Parameter Type Matcher is a side-project that aims to programmatically determine the data type of all the parameters that are noted in a function definition. The idea for this project came from my Bachelor's Thesis which focused on the generation of synthetic data for Python classes.
This project is not current added as a package and need to be pulled from the repository. The code can be easily executed from any IDE by running the param_match.py
This section gives a brief explanation about the idea of the different files inside the project.
File | Description |
---|---|
generator | Handles the conversion from data types to their default data equivalents and records possible executions of the function. For example: str, int, list, dict -> '', 1, [], {} |
helpers | Helpers functionalities like logging |
param_match | The main file of the project. Works with the dis package to break down the function's body into operations. Based on the operations, possible data types for the parameters are recorded and a JSON representation of the breakdown in created. |
type_operations | Used to execute the project, breaks down the function docstring into 3 parts: name, parameters and body. |
As seen in the param_match.py there is a test docstring containing a function:
def test(p0, p1):
# Records a reference to a parameter/s
x = p0 * p1
# Used to verify that only type specific methods get recorded
print(p0)
# Calls type specific methods
p0.upper()
return x.startswith('1')
Executing the project creates a JSON breakdown of the function that looks like this:
Finally, a list of all the possible function calls is returned. The program guarantees that all the returned examples compile correctly.
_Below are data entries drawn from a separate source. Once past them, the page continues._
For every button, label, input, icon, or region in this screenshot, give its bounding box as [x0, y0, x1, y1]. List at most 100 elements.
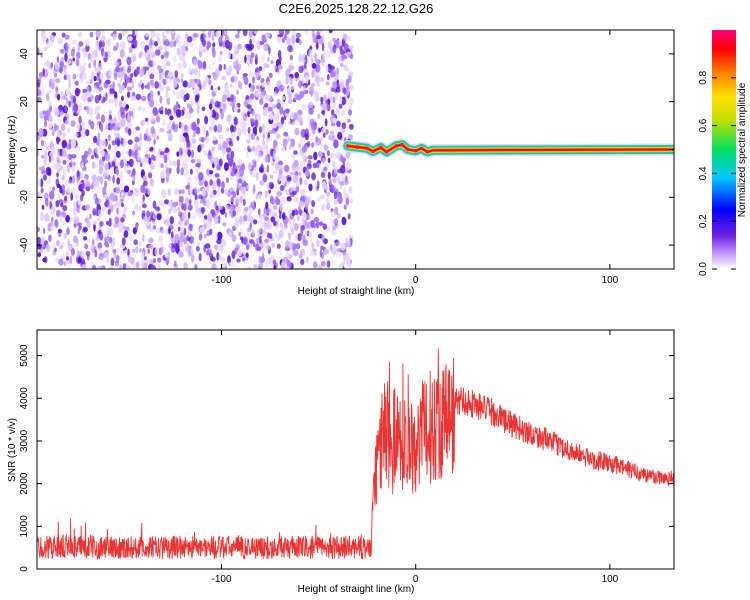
noise-blob [190, 159, 196, 164]
noise-blob [193, 33, 199, 38]
noise-blob [285, 36, 291, 45]
noise-blob [291, 190, 297, 196]
noise-blob [49, 42, 54, 47]
noise-blob [326, 260, 331, 268]
noise-blob [338, 103, 343, 109]
noise-blob [173, 260, 177, 267]
noise-blob [283, 257, 287, 265]
noise-blob [194, 94, 199, 103]
noise-blob [87, 147, 92, 155]
noise-blob [268, 72, 273, 78]
noise-blob [158, 45, 163, 51]
noise-blob [68, 79, 72, 89]
noise-blob [266, 80, 271, 90]
noise-blob [300, 258, 305, 266]
noise-blob [180, 73, 184, 79]
noise-blob [198, 137, 202, 142]
noise-blob [329, 244, 333, 252]
noise-blob [311, 62, 317, 69]
noise-blob [317, 264, 323, 269]
noise-blob [37, 96, 42, 103]
noise-blob [292, 174, 298, 184]
noise-blob [237, 30, 240, 35]
noise-blob [200, 33, 204, 43]
noise-blob [119, 41, 126, 50]
noise-blob [212, 182, 217, 191]
noise-blob [259, 126, 262, 134]
noise-blob [195, 188, 201, 193]
noise-blob [195, 207, 201, 217]
noise-blob [283, 225, 287, 232]
noise-blob [247, 111, 250, 118]
noise-blob [90, 185, 94, 189]
noise-blob [119, 264, 122, 269]
noise-blob [278, 229, 283, 239]
noise-blob [158, 234, 164, 243]
noise-blob [334, 152, 340, 159]
noise-blob [349, 45, 355, 51]
noise-blob [318, 221, 324, 226]
noise-blob [48, 122, 53, 129]
noise-blob [107, 208, 111, 216]
noise-blob [109, 88, 115, 95]
noise-blob [95, 114, 100, 120]
noise-blob [276, 98, 281, 104]
noise-blob [119, 77, 123, 83]
noise-blob [100, 123, 104, 133]
noise-blob [313, 217, 320, 223]
noise-blob [258, 87, 262, 93]
noise-blob [43, 61, 48, 66]
noise-blob [243, 127, 246, 136]
noise-blob [272, 205, 278, 210]
noise-blob [42, 110, 46, 115]
noise-blob [78, 115, 82, 124]
noise-blob [109, 110, 112, 116]
noise-blob [38, 166, 45, 171]
noise-blob [65, 214, 70, 223]
noise-blob [265, 143, 268, 150]
noise-blob [183, 151, 187, 159]
noise-blob [247, 126, 251, 134]
noise-blob [70, 192, 74, 201]
noise-blob [228, 51, 231, 60]
noise-blob [244, 122, 248, 128]
noise-blob [209, 191, 215, 200]
noise-blob [225, 177, 230, 184]
noise-blob [226, 114, 232, 122]
noise-blob [148, 244, 154, 250]
noise-blob [258, 192, 261, 200]
noise-blob [341, 96, 346, 106]
noise-blob [150, 265, 156, 269]
noise-blob [269, 112, 274, 121]
noise-blob [259, 235, 262, 244]
noise-blob [213, 244, 219, 251]
noise-blob [61, 184, 65, 191]
noise-blob [175, 242, 179, 252]
noise-blob [165, 86, 171, 92]
noise-blob [37, 149, 40, 157]
noise-blob [319, 30, 323, 34]
noise-blob [337, 175, 341, 184]
noise-blob [307, 155, 313, 160]
noise-blob [100, 114, 106, 124]
noise-blob [108, 98, 114, 104]
noise-blob [165, 78, 169, 86]
noise-blob [321, 202, 325, 212]
noise-blob [311, 172, 316, 181]
noise-blob [222, 104, 226, 112]
noise-blob [327, 157, 331, 163]
noise-blob [55, 78, 61, 84]
noise-blob [109, 227, 114, 237]
noise-blob [82, 72, 87, 81]
noise-blob [41, 205, 45, 210]
noise-blob [126, 56, 132, 66]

Currently, this project doesn't have a good way to create connections between parameters.
For example x = p0 * p1
means that local variable x refers to both parameters
but that doesn't necessarily mean that it can be used to guess the type of both parameters.
Another limitation is the inability to note mutually exclusive operations. For example, the following code:
def function(p0):
letter_count = p0.count('a')
is_even = p0 % 2 # Bad Operation
will result in the algorithm noting two operations (count and %) that map to the string and int data types respectively. This is a problem since the algorithm is going the extra mile to record all the operations in the function's body without knowing that the function cannot execute with any appropriate data type.